Dessen’s portrayal of Caitlin as someone who puts other peoples’ needs above her own is an important aspect of the development of the novel’s conflict: Without worrying about her own feelings, Caitlin is more easily targeted by someone manipulative who will continually push her to see herself as lesser than their partner. The shift that begins to occur between the first and second sections of the novel also highlights the ways that Caitlin cares more about the hurt other people experience than her own. In the end of “Cass,” Caitlin shifts her attention to the pain Rogerson feels after his father hits him, and that is when “Rogerson” begins. At no point does Caitlin spend much time with her own emotions, making it difficult for her to identify when she is in pain. Part of Dessen’s characterization of Caitlin is that she is a teenager who needs more intentional support to process what is going on in her life; rather than getting this help, Caitlin begins smoking marijuana and enters into a risky romantic relationship, without any of the adults in her life really noticing. These factors combine to create the circumstances for Rogerson to be able to take advantage of Caitlin and emphasize The Causes and Impacts of Dating Violence.

The setting of Dreamland creates a bubble for Caitlin and the other teenagers in her life in which appearances must be maintained. When Caitlin chooses to date Rogerson, much like Cass’s choice to date Adam, Caitlin is breaking from the mold that has been laid out. The hesitation of Caitlin’s parents reflects the significance of this kind of choice, yet their insistence on controlling their emotions keeps them from saying much else, illustrating how they value Visibility and Physical Appearances. Similarly, in Caitlin’s interactions with her cheerleading teammates, at parties and at school, she receives cautionary words, but no one is riled up or upset. In this way, the setting circumscribes Caitlin’s decision making, and when she chooses to break out of the path that has been set for her, no one directly tells her not to. The invisible tensions underneath a manicured community like Caitlin’s make it difficult for teenagers to carve their own path in an authentic, healthy way. This is reflected later in the novel by other characters who have chosen to deviate; Caitlin must eventually find a way to navigate her community’s expectations while finding a positive way to be her own person.

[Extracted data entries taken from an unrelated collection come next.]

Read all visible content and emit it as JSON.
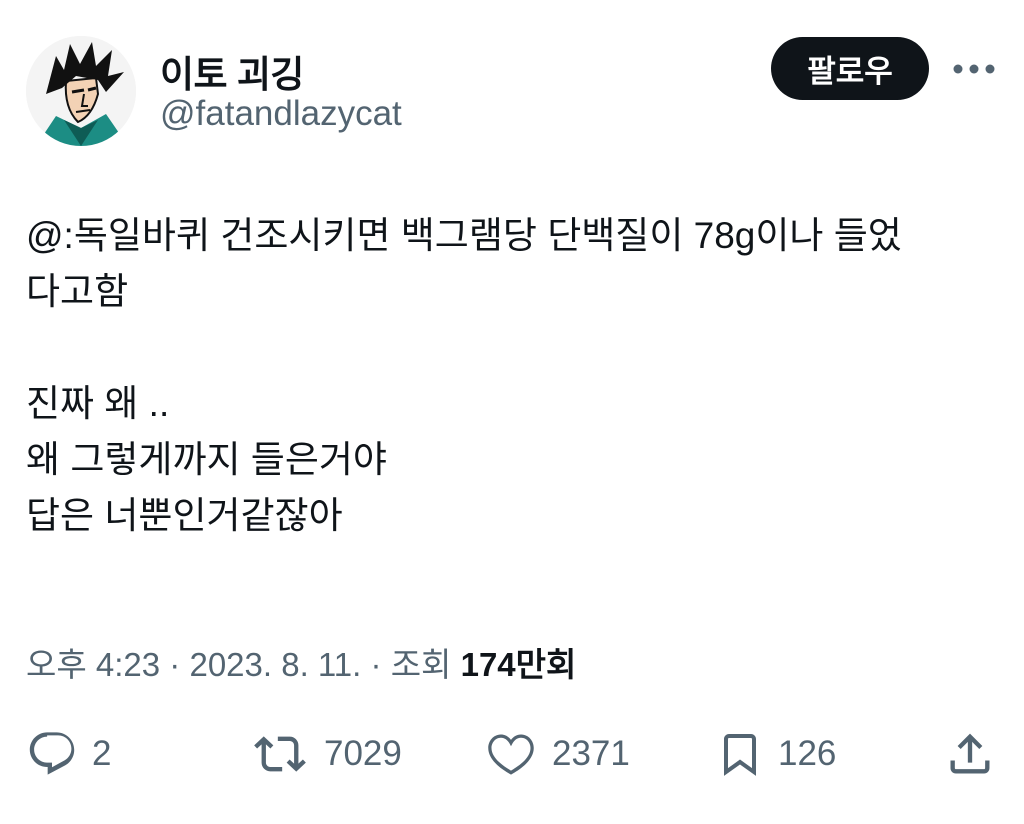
{
  "user": {
    "display_name": "이토 괴깅",
    "handle": "@fatandlazycat"
  },
  "follow_label": "팔로우",
  "tweet": {
    "lines": [
      "@:독일바퀴 건조시키면 백그램당 단백질이 78g이나 들었",
      "다고함",
      "진짜 왜 ..",
      "왜 그렇게까지 들은거야",
      "답은 너뿐인거같잖아"
    ]
  },
  "meta": {
    "time": "오후 4:23",
    "separator": "·",
    "date": "2023. 8. 11.",
    "views_prefix": "조회",
    "views_number": "174",
    "views_suffix": "만회"
  },
  "actions": {
    "replies": "2",
    "retweets": "7029",
    "likes": "2371",
    "bookmarks": "126"
  },
  "icons": [
    "more-icon",
    "reply-icon",
    "retweet-icon",
    "like-icon",
    "bookmark-icon",
    "share-icon"
  ],
  "colors": {
    "text_primary": "#0f1419",
    "text_secondary": "#536471",
    "follow_bg": "#0f1419"
  }
}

In a critical plot point, the first violent scene of the novel occurs in Chapter 6, when Mr. Biscoe hits Rogerson. Caitlin is an unintentional witness, and the interaction shapes the remainder of the novel’s plot. Much like the subtle foreshadowing of Rogerson’s eventual abuse of Caitlin, Mr. Biscoe’s behavior is predicted by Mrs. Biscoe’s descriptions of what he will be upset about. Rogerson’s own behavior also serves as a warning: He both coerces Caitlin to smoke marijuana before they go into the house, and he also frantically smooths his clothes and tucks in his shirt, implying that his behavior somehow predicts a reaction on his parents’ part. The way that Mr. Biscoe speaks to his son is also a critical predictor of Rogerson’s own behavior, and Caitlin’s reaction foreshadows her own pattern of reaction. She is primarily focused on Rogerson, rather than on her own fear or worry, priming her to respond similarly when she faces violence. Dessen’s choice to include this scene creates a novel that develops a complex antagonist: Rogerson is not just a person whose violence and anger come out of nowhere—they are explicit consequences of his own traumatic experiences.